Benedikt XVI. forderte demgegenüber ein "klares und einiges Zeugnis" der Kirche. Sie müsse auf eine "schrittweise Öffnung" weiterer Gesellschaftskreise gegenüber der Sittenlehre hinarbeiten. Die US-Bischöfe trügen die Verantwortung für die moralische Bildung auf allen kirchlichen Ebenen.

"Alarmierender Rückgang" bei Trauungen
Auch beklagte der Papst einen "alarmierenden Rückgang" katholischer Eheschließungen. Viele junge Menschen lebten in außerehelichen Beziehungen; Scheidungen nähmen zu. "Wie sollten wir nicht bestürzt sein angesichts des scharfen Niedergangs der Familie als Basis für Kirche und Gesellschaft?" Benedikt XVI. rief die Bischöfe auf, deutlich die "Argumente von Glaube und Vernunft" zugunsten der Ehe vorzutragen.

Der Papst warnte vor einem "subtilen Einfluss des Säkularismus", der die religiöse Grundgesinnung im Land trübe. Es sei inkonsequent, dem katholischen Bekenntnis widersprechende Geschäftspraktiken und medizinische Methoden zu propagieren. Weiter kritisierte er Missachtung und Ausbeutung von Armen, unmoralisches Sexualverhalten sowie Verstöße gegen den Lebensschutz.

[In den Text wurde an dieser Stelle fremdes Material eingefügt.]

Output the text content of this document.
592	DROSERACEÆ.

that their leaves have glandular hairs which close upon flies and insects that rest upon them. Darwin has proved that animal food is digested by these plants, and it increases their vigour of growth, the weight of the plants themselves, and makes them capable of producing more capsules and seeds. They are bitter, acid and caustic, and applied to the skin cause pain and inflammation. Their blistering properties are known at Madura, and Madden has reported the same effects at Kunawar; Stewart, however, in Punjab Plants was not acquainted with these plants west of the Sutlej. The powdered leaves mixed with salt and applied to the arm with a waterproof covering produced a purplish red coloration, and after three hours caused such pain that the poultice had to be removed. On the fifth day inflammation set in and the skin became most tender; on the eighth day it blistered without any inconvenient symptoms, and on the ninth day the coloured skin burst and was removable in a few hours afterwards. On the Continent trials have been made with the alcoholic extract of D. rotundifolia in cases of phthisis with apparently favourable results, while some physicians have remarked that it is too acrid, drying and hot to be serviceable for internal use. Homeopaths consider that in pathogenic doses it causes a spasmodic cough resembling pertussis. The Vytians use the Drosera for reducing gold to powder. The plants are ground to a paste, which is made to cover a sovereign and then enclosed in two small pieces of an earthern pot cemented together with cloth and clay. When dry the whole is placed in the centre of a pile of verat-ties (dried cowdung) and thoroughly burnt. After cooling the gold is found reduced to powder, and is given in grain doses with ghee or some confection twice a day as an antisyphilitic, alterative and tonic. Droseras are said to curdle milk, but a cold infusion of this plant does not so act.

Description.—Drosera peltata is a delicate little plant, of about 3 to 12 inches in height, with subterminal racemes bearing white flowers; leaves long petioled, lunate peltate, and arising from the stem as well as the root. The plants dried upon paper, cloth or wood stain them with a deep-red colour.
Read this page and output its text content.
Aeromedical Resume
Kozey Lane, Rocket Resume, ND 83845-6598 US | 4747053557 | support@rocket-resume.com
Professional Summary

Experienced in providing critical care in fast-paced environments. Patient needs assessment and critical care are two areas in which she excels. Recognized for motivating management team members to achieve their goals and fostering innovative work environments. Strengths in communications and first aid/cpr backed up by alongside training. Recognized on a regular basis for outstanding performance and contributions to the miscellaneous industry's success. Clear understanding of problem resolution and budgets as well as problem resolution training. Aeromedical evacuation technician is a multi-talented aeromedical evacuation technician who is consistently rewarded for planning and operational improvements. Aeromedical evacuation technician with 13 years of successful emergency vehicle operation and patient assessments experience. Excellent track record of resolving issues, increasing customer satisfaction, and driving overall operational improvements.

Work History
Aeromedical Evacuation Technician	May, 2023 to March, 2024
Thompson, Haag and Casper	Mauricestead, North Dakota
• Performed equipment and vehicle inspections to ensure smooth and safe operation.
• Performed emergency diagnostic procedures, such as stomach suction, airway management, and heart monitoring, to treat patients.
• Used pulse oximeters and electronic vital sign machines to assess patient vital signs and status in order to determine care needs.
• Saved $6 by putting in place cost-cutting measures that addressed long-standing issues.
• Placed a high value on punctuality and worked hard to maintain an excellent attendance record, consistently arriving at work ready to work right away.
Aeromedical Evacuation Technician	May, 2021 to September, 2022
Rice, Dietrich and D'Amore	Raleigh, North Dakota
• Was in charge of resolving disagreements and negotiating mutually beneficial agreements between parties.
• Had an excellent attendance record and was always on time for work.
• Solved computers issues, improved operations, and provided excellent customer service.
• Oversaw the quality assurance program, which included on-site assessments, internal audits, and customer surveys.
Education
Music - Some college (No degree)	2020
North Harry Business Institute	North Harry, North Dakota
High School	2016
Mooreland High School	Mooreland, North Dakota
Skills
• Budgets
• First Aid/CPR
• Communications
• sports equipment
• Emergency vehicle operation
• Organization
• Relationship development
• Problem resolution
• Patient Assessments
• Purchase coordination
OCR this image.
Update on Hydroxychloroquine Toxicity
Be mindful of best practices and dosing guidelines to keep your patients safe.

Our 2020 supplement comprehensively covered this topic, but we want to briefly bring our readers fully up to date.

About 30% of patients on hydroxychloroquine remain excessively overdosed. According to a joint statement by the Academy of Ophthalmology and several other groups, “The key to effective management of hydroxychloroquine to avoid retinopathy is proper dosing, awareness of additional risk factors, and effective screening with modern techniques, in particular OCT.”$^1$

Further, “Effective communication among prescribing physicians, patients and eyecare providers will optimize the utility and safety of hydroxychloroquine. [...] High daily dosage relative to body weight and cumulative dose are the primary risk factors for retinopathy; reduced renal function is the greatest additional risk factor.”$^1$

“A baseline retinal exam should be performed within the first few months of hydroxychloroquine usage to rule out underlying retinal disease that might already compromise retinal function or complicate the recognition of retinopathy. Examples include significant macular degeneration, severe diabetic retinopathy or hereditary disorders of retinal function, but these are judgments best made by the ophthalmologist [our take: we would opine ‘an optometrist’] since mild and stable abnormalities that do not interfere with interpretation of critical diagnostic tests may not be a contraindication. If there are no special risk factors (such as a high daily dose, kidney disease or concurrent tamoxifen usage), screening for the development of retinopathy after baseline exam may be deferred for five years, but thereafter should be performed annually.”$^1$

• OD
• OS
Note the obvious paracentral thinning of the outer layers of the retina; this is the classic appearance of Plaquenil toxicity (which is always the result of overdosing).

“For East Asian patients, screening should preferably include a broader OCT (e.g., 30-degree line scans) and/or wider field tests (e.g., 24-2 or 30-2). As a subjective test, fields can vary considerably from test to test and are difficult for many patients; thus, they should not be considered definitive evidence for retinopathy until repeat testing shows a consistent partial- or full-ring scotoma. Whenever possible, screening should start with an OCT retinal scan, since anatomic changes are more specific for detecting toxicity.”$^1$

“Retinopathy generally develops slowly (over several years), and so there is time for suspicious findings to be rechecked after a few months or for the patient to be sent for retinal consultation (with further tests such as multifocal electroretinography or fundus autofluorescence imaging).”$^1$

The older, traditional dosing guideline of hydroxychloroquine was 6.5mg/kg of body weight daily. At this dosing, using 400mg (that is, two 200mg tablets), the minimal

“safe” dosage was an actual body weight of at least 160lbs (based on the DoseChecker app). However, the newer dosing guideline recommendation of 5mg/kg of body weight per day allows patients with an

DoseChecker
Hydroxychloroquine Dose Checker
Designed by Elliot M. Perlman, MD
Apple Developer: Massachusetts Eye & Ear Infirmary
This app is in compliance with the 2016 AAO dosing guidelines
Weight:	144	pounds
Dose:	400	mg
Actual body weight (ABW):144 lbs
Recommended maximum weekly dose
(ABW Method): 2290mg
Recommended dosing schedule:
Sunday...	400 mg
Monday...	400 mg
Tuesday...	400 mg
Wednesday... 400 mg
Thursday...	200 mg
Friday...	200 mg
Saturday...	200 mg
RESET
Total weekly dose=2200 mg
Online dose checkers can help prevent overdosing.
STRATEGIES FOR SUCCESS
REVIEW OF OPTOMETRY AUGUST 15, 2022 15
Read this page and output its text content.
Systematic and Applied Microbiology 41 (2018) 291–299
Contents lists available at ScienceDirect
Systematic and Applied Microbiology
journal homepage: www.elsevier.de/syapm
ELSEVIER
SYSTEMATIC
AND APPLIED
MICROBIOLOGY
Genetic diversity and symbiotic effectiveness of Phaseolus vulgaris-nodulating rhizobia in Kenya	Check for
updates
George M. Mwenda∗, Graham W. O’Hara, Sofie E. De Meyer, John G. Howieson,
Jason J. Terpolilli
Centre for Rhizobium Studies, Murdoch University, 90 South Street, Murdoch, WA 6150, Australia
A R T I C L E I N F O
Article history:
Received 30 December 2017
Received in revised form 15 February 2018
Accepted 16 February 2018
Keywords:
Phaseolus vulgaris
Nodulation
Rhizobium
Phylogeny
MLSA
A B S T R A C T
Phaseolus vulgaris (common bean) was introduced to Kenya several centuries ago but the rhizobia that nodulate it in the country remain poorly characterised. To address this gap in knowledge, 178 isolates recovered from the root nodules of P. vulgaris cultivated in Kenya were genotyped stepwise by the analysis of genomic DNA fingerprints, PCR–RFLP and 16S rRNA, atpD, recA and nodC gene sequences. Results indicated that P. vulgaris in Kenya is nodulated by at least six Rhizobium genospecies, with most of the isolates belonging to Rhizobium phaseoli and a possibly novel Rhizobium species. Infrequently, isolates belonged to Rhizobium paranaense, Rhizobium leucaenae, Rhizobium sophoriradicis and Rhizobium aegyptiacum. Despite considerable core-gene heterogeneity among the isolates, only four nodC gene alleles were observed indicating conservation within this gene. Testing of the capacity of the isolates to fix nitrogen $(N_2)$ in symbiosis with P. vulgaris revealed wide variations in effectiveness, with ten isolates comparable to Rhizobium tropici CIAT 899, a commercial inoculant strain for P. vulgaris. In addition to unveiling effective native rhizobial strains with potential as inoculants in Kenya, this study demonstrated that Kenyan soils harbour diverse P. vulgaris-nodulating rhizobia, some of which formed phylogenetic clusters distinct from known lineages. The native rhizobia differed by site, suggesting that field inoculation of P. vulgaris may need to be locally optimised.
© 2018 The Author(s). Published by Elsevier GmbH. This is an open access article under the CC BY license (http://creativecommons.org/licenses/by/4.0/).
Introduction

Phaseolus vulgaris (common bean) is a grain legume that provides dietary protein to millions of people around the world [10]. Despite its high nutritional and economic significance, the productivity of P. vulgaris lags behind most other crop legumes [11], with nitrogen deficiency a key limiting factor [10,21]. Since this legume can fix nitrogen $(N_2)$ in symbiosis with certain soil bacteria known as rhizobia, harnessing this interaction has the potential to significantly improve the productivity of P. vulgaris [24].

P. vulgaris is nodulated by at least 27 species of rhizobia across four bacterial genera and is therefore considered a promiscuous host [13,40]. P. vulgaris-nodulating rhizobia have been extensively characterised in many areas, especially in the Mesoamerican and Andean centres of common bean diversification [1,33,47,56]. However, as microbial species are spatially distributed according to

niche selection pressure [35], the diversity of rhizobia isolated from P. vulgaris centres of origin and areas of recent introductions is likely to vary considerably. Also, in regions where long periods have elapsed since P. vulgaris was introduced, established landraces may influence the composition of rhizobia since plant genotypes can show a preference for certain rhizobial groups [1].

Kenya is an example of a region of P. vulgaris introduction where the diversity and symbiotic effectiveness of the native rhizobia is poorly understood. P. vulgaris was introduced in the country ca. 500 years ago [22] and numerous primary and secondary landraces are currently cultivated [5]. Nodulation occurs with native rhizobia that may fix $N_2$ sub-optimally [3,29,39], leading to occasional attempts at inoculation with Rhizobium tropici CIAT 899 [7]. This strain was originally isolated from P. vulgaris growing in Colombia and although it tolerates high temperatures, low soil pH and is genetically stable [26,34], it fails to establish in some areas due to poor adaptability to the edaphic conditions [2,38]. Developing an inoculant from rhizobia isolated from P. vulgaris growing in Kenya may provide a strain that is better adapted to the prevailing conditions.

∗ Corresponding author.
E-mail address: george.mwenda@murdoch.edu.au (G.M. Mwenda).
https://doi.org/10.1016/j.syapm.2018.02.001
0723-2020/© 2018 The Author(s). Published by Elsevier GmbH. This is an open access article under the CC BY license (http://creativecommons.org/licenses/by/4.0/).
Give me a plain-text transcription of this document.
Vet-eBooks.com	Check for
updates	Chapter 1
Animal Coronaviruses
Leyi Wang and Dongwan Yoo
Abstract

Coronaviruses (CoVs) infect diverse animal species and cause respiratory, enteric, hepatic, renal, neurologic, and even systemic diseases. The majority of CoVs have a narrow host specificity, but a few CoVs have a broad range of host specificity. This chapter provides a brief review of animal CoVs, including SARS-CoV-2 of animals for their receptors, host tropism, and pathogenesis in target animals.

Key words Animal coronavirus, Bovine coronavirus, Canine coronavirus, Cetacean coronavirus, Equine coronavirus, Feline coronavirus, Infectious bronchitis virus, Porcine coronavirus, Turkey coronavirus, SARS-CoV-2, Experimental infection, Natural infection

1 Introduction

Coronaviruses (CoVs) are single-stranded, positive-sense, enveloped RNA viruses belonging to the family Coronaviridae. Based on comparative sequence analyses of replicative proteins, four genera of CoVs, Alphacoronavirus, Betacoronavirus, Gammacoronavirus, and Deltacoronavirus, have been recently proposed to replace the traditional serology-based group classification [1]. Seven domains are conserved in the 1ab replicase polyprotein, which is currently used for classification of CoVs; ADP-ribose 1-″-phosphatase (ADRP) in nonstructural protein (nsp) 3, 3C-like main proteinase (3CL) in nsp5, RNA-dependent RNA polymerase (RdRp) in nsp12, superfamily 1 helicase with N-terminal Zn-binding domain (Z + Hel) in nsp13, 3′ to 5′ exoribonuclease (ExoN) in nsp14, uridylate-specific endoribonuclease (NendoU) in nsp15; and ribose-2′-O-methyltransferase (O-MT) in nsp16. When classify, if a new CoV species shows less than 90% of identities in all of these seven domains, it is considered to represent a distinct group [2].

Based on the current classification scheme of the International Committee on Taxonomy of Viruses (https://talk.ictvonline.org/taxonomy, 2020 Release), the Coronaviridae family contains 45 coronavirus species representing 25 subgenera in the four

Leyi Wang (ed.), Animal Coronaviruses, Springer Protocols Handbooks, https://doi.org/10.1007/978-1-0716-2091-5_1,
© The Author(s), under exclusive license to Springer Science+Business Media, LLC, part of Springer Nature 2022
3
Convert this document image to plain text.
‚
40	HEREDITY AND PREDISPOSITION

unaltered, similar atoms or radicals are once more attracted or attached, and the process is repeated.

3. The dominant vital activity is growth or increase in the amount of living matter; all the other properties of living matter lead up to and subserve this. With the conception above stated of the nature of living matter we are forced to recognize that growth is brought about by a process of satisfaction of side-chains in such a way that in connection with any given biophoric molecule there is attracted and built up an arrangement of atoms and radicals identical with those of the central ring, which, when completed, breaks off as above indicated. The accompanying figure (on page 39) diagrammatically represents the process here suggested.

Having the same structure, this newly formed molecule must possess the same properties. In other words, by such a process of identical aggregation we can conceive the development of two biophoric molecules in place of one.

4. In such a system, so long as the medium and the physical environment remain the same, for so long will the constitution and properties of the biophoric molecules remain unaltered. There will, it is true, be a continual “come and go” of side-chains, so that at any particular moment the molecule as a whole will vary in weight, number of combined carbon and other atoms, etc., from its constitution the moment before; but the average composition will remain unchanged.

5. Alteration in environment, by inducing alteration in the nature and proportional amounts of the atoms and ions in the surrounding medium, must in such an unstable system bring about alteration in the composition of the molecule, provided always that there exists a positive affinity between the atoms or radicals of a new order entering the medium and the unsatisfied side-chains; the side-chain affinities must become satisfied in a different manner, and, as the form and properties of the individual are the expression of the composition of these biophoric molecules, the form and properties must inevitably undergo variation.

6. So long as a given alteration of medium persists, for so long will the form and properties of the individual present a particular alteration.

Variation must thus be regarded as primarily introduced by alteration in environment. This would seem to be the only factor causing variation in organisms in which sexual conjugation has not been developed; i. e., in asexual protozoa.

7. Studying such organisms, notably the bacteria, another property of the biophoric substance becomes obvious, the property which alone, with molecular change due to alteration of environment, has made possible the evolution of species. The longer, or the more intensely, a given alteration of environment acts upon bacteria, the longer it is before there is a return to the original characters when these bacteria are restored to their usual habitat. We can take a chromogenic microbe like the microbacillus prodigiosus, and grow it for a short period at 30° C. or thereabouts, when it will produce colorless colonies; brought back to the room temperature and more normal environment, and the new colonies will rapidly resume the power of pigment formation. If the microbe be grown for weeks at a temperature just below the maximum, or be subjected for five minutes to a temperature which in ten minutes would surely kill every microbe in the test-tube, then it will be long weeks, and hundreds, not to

Außerdem rief Benedikt XVI. die US-Bischöfe zu Achtsamkeit gegenüber materialistischen Tendenzen und Diesseitsbezogenheit auf. "In einer Gesellschaft, die persönliche Freiheit und Autonomie hochschätzt, ist es leicht, den Blick zu verlieren für unsere Abhängigkeit von anderen wie auch für die Verantwortung, die wir für sie tragen", so der Papst wörtlich. Der Mensch sei als soziales Wesen geschaffen und finde seine Erfüllung nur in der Liebe für Gott und den Nächsten.

Lob für die Laien
Ausdrücklich lobte Benedikt XVI. die katholischen Laien mit ihrer je unterschiedlichen kulturellen Herkunft. Sie stellten ihre "breit gefächerten Gaben" in den Dienst von Kirche und Gesellschaft. Zugleich mahnte er, den traditionell hohen Standard religiöser Bildung zu erhalten und auszuweiten. Besonders katholische Mitarbeiter im Gesundheitswesen brauchten mehr Unterweisung in der kirchlichen Morallehre.

Benedikt XVI. ermutigte die Bischöfe und ihre Gemeinden zu Offenheit gegenüber Einwanderern. Sie sollten deren Freuden und Hoffnungen teilen und sie mit ihren Sorgen und Lasten unterstützen, wie es Generationen von Amerikanern zuvor getan hätten. Allgemein würdigte der Papst die großzügige Hilfsbereitschaft der US-Bürger. Dankbar äußerte er sich über das katholische Wohlfahrtswesen und das Netz kirchlicher Pfarreien, Krankenhäuser, Schulen und Universitäten.